Antimicrobial resistance (AMR) constitutes a serious risk to health worldwide with major economic impacts. Bacteria carrying resistance determinants can be present in humans, animals and the environment and spread resistance genes between them. This needs to be considered when designing integrated surveillance in AMR and antimicrobial use (AMU) surveillance programmes to identify emerging resistance genes and monitor trends of resistance, understand the AMR epidemiology, and plan and evaluate policies for AMU and AMR reduction. International organisations have called for collaboration across sectors and adoption of a “One Health” approach.
In order to maximize the effectiveness and efficiency of surveillance systems for AMU and AMR and to inform surveillance stakeholders on best practices for integrated surveillance, surveillance systems need to be regularly evaluated.
AMU/AMR surveillance evaluation goals can include, among others:
- Identify strengths and weaknesses, challenges and opportunities
- Contribute to identifying actionable recommendations
- Provide an external view of the current surveillance strategy
- Monitor the relevance of surveillance with regards to evolving issues
- Certify the functioning of surveillance to gain the trust of international partners or national citizens
- Evaluate the efficiency of the surveillance system
In the case of AMR, surveillance evaluation should be an integral part of the global efforts for its control. National action plans (NAP) for AMR contemplate the deployment of surveillance systems to monitor the plans’ functioning and impact, inform their improvement and resource allocation decisions. In the international context of AMR surveillance and control, evaluations also appear as a means for international benchmarking, for self-assessment and direction of national and international efforts.

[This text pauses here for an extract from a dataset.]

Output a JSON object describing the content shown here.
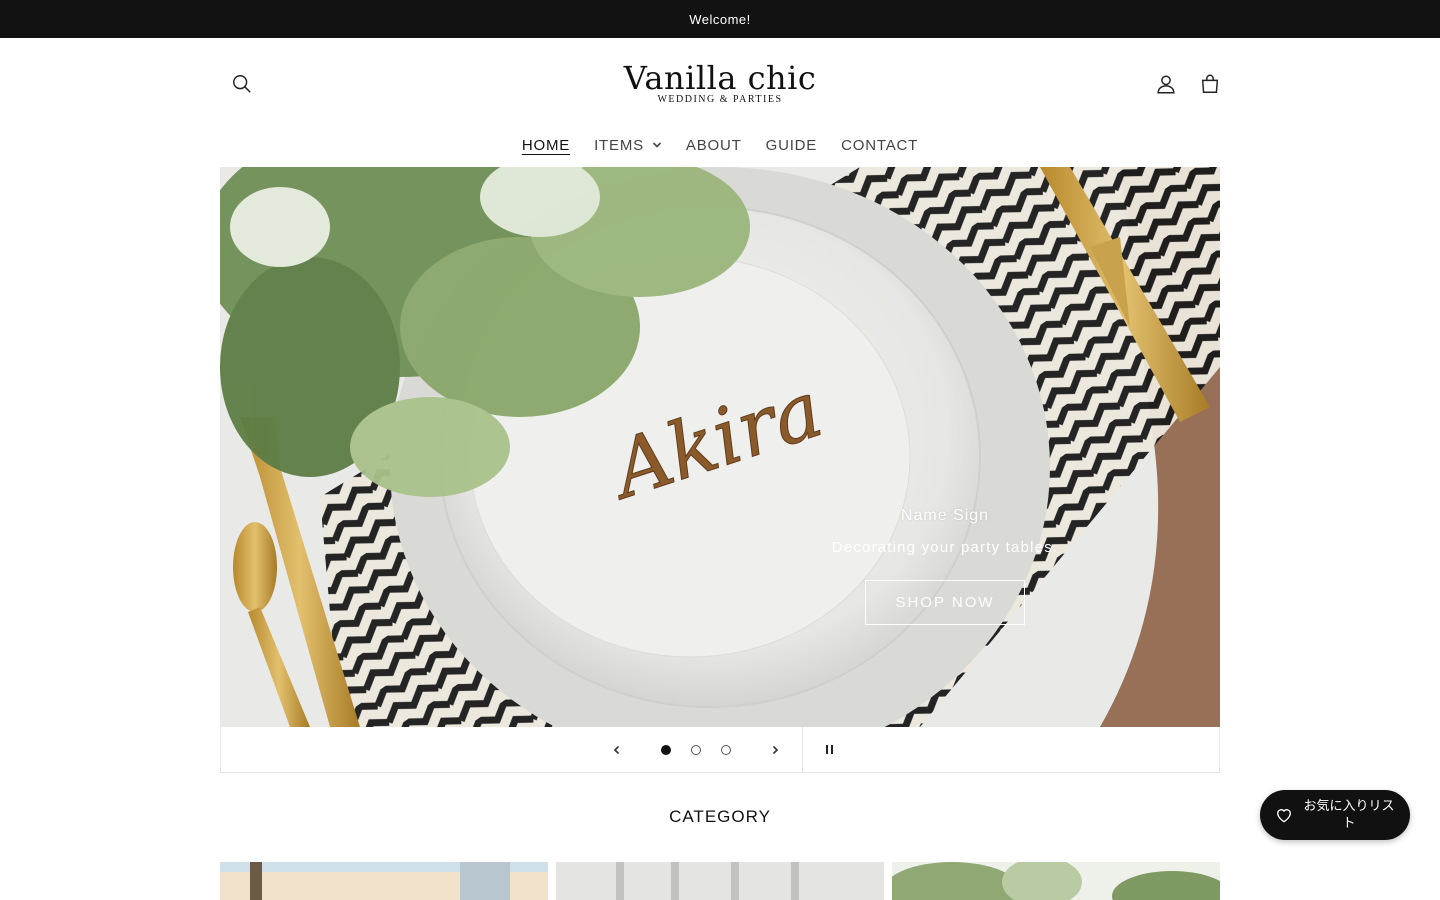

Links to selected publications:
Aenishaenslin, Cécile, Barbara Häsler, André Ravel, Jane Parmley, Katharina Stärk, et David Buckeridge. « Evidence needed for antimicrobial resistance surveillance systems ». Bulletin of the World Health Organization 97, no 4 (1 avril 2019): 283‑89. https://doi.org/10.2471/BLT.18.218917.
Evaluation of integrated surveillance systems for AMU and AMR
Definition:
We use the term integrated surveillance of AMU and AMR in the context of One Health to refer to surveillance that is based on a systemic, cross-sectoral, multi-stakeholder perspective to inform mitigation decisions with the aim to keep antimicrobials effective for future generations.
Several integrated surveillance strategies already exist around the world with different approaches and components. For example, different collaborative strategies between relevant organizations and stakeholders can be undertaken at the country level. Moreover, integration can be increased by sampling from different animal species, production types, or different points along the food chain. Integration can also be increased by harmonizing sample and data analyses methods across sectors to enhance the comparability of the information produced; by centralizing surveillance operations related to data collection across one or more institutions; by integrating all surveillance information into a joint report; and even by increasing the multidisciplinary nature of the network that is reached by these dissemination products. An overview of the different dimensions of integration within surveillance systems for AMR and AMU can be found in Aenishaenslin et al. 2019.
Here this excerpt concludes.